Payward Inc., the parent company of U.S.-based crypto exchange Kraken, has accused former custody partner Etana Custody and its CEO Dion Brandon Russell of misappropriating more than $25 million in client funds through a "Ponzi-like" scheme that ultimately unraveled amid a liquidity crisis. The allegations were detailed in a second amended complaint filed Monday in the U.S. District Court for the District of Colorado.

Market Context

Counterparty risk has become a defining concern across crypto markets, where users rely on exchanges, lenders and custodians to safeguard funds. Unlike traditional finance, where segregation, insurance and oversight are more standardized, crypto platforms have historically operated with looser controls, making it harder to verify whether assets are fully backed. High-profile failures from FTX to smaller custodians have demonstrated how quickly trust can evaporate when that assumption breaks.

Analysis

According to the complaint, Kraken entrusted Etana with hundreds of millions of dollars over several years as part of a fiat on-ramp partnership. But when the exchange sought to withdraw roughly $25 million in reserve funds in April 2025, Kraken claims Etana stalled with what it describes as fabricated reconciliation issues and misleading explanations. The complaint alleges that Etana lacked the funds to meet the withdrawal request and instead relied on new deposits to cover shortfalls—a hallmark of Ponzi-style schemes.

The lawsuit outlines several alleged instances of fund misuse. In one instance, Etana purportedly deployed at least $16 million of Kraken-related funds into promissory notes issued by Seabury Trade Capital, which later defaulted. Kraken claims those funds were never returned and may have been diverted to cover company expenses. In another allegation, Etana is accused of using customer assets to finance a foreign-exchange hedging strategy while retaining any investment income for itself.

Throughout this period, Kraken alleges that Etana continued issuing account statements and dashboard updates that showed customer balances as secure and fully accounted for, despite internal shortfalls. Regulatory pressure mounted in 2025 when Colorado authorities issued a cease-and-desist order and increased capital requirements. Etana ultimately entered liquidation proceedings in November 2025 and is now under the control of a court-appointed receiver.

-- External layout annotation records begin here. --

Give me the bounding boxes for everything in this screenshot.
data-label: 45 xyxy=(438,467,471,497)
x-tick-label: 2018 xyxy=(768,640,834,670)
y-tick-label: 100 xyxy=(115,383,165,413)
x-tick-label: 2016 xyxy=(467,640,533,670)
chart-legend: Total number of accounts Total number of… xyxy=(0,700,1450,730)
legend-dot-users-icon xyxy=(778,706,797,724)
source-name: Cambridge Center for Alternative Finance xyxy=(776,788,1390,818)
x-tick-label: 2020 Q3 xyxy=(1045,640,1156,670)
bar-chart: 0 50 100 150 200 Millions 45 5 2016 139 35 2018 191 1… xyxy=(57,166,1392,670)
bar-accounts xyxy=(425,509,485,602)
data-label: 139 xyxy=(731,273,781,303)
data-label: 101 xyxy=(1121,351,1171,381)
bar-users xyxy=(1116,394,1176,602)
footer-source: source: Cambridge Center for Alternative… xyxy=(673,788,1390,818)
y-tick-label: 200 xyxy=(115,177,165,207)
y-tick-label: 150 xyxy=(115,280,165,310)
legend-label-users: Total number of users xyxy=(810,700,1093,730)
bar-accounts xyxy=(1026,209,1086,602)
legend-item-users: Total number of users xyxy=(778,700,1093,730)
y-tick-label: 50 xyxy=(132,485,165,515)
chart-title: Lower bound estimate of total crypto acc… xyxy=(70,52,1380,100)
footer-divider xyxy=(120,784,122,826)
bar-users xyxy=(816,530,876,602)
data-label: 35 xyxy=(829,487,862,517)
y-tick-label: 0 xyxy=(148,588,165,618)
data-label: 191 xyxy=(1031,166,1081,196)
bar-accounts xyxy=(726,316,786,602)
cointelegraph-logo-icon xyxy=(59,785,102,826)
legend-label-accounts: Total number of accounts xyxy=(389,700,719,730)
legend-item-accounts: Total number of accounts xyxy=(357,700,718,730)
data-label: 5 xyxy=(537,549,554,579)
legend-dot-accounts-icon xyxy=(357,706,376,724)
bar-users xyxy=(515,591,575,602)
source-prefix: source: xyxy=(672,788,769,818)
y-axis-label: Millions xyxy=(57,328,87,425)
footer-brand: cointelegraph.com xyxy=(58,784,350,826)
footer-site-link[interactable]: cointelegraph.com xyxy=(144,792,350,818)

"Kraken has millions of users and hundreds of billions of dollars in quarterly transaction volume. We did not get here by rolling over. If you take our money or deceive our customers, then know this: we will find you, we will sue you, and we will not stop until justice has been served," said Matt Turetzky, head of litigation at Kraken, in emailed comments.

The complaint also targets Russell personally, alleging he exercised near-total control over Etana's operations and directed the misuse and concealment of funds. The lawsuit is seeking at least $25 million in damages, along with potential treble damages under civil theft claims, plus injunctive relief and attorneys' fees.

Key Numbers

- More than $25 million in allegedly misappropriated client funds

- $16 million deployed into Seabury Trade Capital promissory notes that later defaulted

- November 2025: Etana entered court-supervised liquidation proceedings

- Hundreds of millions of dollars entrusted to Etana over several years as part of the fiat on-ramp partnership

- Kraken reports hundreds of billions of dollars in quarterly transaction volume

What to Watch

Kraken's pursuit of treble damages under civil theft claims could significantly increase the financial exposure for both Etana and Russell personally. The case may set precedent for how courts treat custody fraud in the crypto space, particularly regarding personal liability for corporate officers. Traders should monitor whether other exchanges that used Etana as a custodian come forward with similar allegations, and watch for developments in Colorado's liquidation proceedings that could impact fund recovery timelines.

The broader implications for crypto custody standards remain significant. Institutional lender Blockfills filed for bankruptcy in March after halting withdrawals, reporting roughly $75 million in losses and facing a lawsuit alleging misuse of customer funds—highlighting ongoing systemic risks around third-party asset stewardship.